Artikel 1.Voor de toepassing van dit besluit wordt verstaan onder: 1° "Klimaat, transitie en relance fonds": het begrotingsfonds bedoeld in de rubriek 06-01 van de tabel die aan de organieke wet van 27 december 1990 houdende oprichting van begrotingsfondsen is gehecht;2° "PNRR": het Plan voor Herstel en Veerkracht voor België, goedgekeurd door het Uitvoeringsbesluit van de Raad van de Europese Unie van 6 juli 2021 betreffende de goedkeuring van de beoordeling van het herstel- en veerkrachtplan voor België;3° "Minister": de minister bevoegd voor Energie; 4° "Algemene Directie Energie": de Algemene Directie Energie van de Federale Overheidsdienst Economie, K.M.O., Middenstand en Energie; 5° "de opsteller van het projectvoorstel": een rechtspersoon die alleen deelneemt of meerdere rechtspersonen die samen deelnemen aan de oproep tot projectvoorstellen bedoeld in artikel 2.Deze rechtspersonen zijn in België of in een andere lidstaat van de Europese Unie gevestigd; 6° : "de begunstigde": de begunstigde van de subsidie toegekend op grond van dit besluit;7° "algemene groepsvrijstellingsverordening": de Verordening (EU) nr. 651/2014 van de Commissie van 17 juni 2014 waarbij bepaalde categorieën steun verenigbaar met de interne markt worden verklaard op grond van de artikelen 107 en 108 van het Verdrag, en de daarop volgende wijzigingen; 8° "richtsnoeren EEAG": de Richtsnoeren staatssteun ten behoeve van klimaat, milieubescherming en energie 2022 van 27 januari 2022;9° "kaderregeling OO&I": de mededeling van de Commissie 2014/C 198/01 van 27 juni 2014 houdende de kaderregeling betreffende staatssteun voor onderzoek, ontwikkeling en innovatie;10° "klimaatneutrale waterstof": waterstof geproduceerd door middel van elektrolyse van water (in een elektrolyser die op elektriciteit uit hernieuwbare bronnen werkt), of de reforming van biogas of de biochemische omzetting van biomassa, mits aan de duurzaamheidscriteria bedoeld in artikel 29 van Richtlijn (EU) 2018/2001 van het Europees Parlement en de Raad wordt voldaan, of waterstof geproduceerd door methaanpyrolyse of waterstof geproduceerd op een andere wijze waarbij wordt aangetoond dat deze productie niet gepaard gaat met de uitstoot van broeikasgassen.11° : "verenigbaarheid met het staatssteunregime": de verenigbaarheid met het artikel 25 of 41 van de algemene groepsvrijstellingsverordening, de richtsnoeren EEAG of de kaderregeling OO&I. HOOFDSTUK 2. - Projectoproep

Art. 2.De Algemene Directie Energie organiseert een oproep tot het indienen van projecten in verband met As 1 "Klimaat, duurzaamheid en innovatie", Component 1.2 "Opkomende energietechnologieën", ID I-1.15 "Een industriële waardeketen voor de waterstofeconomie" van het PNRR. Het totale beschikbare bedrag bedraagt 50 miljoen euro op het Klimaat, transitie en relance fonds.

Art. 3.De projectoproep bedoeld in artikel 2 betreft het toekennen van een eenmalige financiële ondersteuning aan innovatieve projecten met als doel de technologieën voor de productie of het gebruik van klimaatneutrale waterstof te bevorderen.

Deze ondersteuning kan de vorm aannemen van steun voor onderzoek, ontwikkeling en innovatie of van steun ter bevordering van klimaatneutrale waterstof.

De maximale subsidie per project vloeit voort uit de verenigbaarheid met het staatssteunregime, en is in elk geval beperkt tot 15 miljoen euro.
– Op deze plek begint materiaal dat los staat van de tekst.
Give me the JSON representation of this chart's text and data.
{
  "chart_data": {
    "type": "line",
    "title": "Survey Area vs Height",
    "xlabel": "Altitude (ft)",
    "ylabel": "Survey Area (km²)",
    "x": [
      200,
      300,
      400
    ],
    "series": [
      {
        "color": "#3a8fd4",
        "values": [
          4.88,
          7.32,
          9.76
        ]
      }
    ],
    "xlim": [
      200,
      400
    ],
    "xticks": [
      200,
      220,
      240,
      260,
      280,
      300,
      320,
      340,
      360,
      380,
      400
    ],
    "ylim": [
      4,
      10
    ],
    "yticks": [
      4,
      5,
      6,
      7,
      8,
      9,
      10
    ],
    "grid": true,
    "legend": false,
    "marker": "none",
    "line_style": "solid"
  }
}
HOOFDSTUK 3. - Ontvankelijkheid, selectie en keuze van de projectvoorstellen Afdeling 1. - Ontvankelijkheidscriteria van de projectvoorstellen

Art. 4.Om ontvankelijk te zijn moet een projectvoorstel: 1° De Algemene Directie Energie per e-mail op het adres Cleanhydrogenforcleanindustry@economie.fgov.be bereiken, ten laatste op 1 juni 2022, via het formulier "oproep tot innovatieve projectvoorstellen" dat door de Algemene Directie Energie ter beschikking wordt gesteld. Dit formulier wordt in de gevraagde ta(a)l(en) opgesteld en wordt door de opsteller van het projectvoorstel ondertekend; 2° Uiterlijk binnen de in artikel 5, tweede alinea, bedoelde termijn, vergezeld zijn van een dossier dat de volgende stukken bevat: a)een uittreksel uit het strafregister dat niet ouder is dan 6 maanden, waaruit blijkt dat de opsteller van het projectvoorstel de afgelopen vijf jaar niet is veroordeeld tot een boete van meer dan 3.000 euro; b) een verklaring op eer dat de opsteller op de datum van de indiening van het projectvoorstel geen betalingsachterstand heeft bij de Rijksdienst voor Sociale Zekerheid, geen belastingschulden heeft, niet in staat van faillissement is, geen verzoek tot gerechtelijke reorganisatie heeft ingediend, geen onderneming in moeilijkheden is als bedoeld in artikel 2, punt 18, van de algemene groepsvrijstellingsverordening en niet het voorwerp is van een procedure naar Europees of nationaal recht voor de terugvordering van verleende steun;c) de statuten van de opsteller van het projectvoorstel;d) een lijst met referenties van de opsteller van het projectvoorstel, alsmede de personen die daadwerkelijk betrokken zullen zijn bij de uitvoering van het project om hun technische en professionele capaciteiten om het project uit te voeren te beoordelen;e) een plan van aanpak waarin in detail wordt beschreven hoe het project zal worden uitgevoerd, evenals het tijdschema voor de uitvoering met finalisatie van het project uiterlijk in september 2025;f) een budget voor de uitvoering van het project met een cijfermatige berekening voor de totale duur van het project, met een verwijzing naar de verschillende kostencategorieën die in het in memorandum bedoeld in artikel 20 worden genoemd;g) een financieel plan waarin met name de rechtvaardiging van de noodzaak voor en de toegevoegde waarde van de subsidie wordt uiteengezet, en waarin wordt toegelicht wat de noodzakelijke financiering van de niet-gesubsidieerde financiële middelen zal zijn;h) de jaarrekeningen van de opsteller van het projectvoorstel of enig gelijkwaardig document voor buitenlandse bedrijven.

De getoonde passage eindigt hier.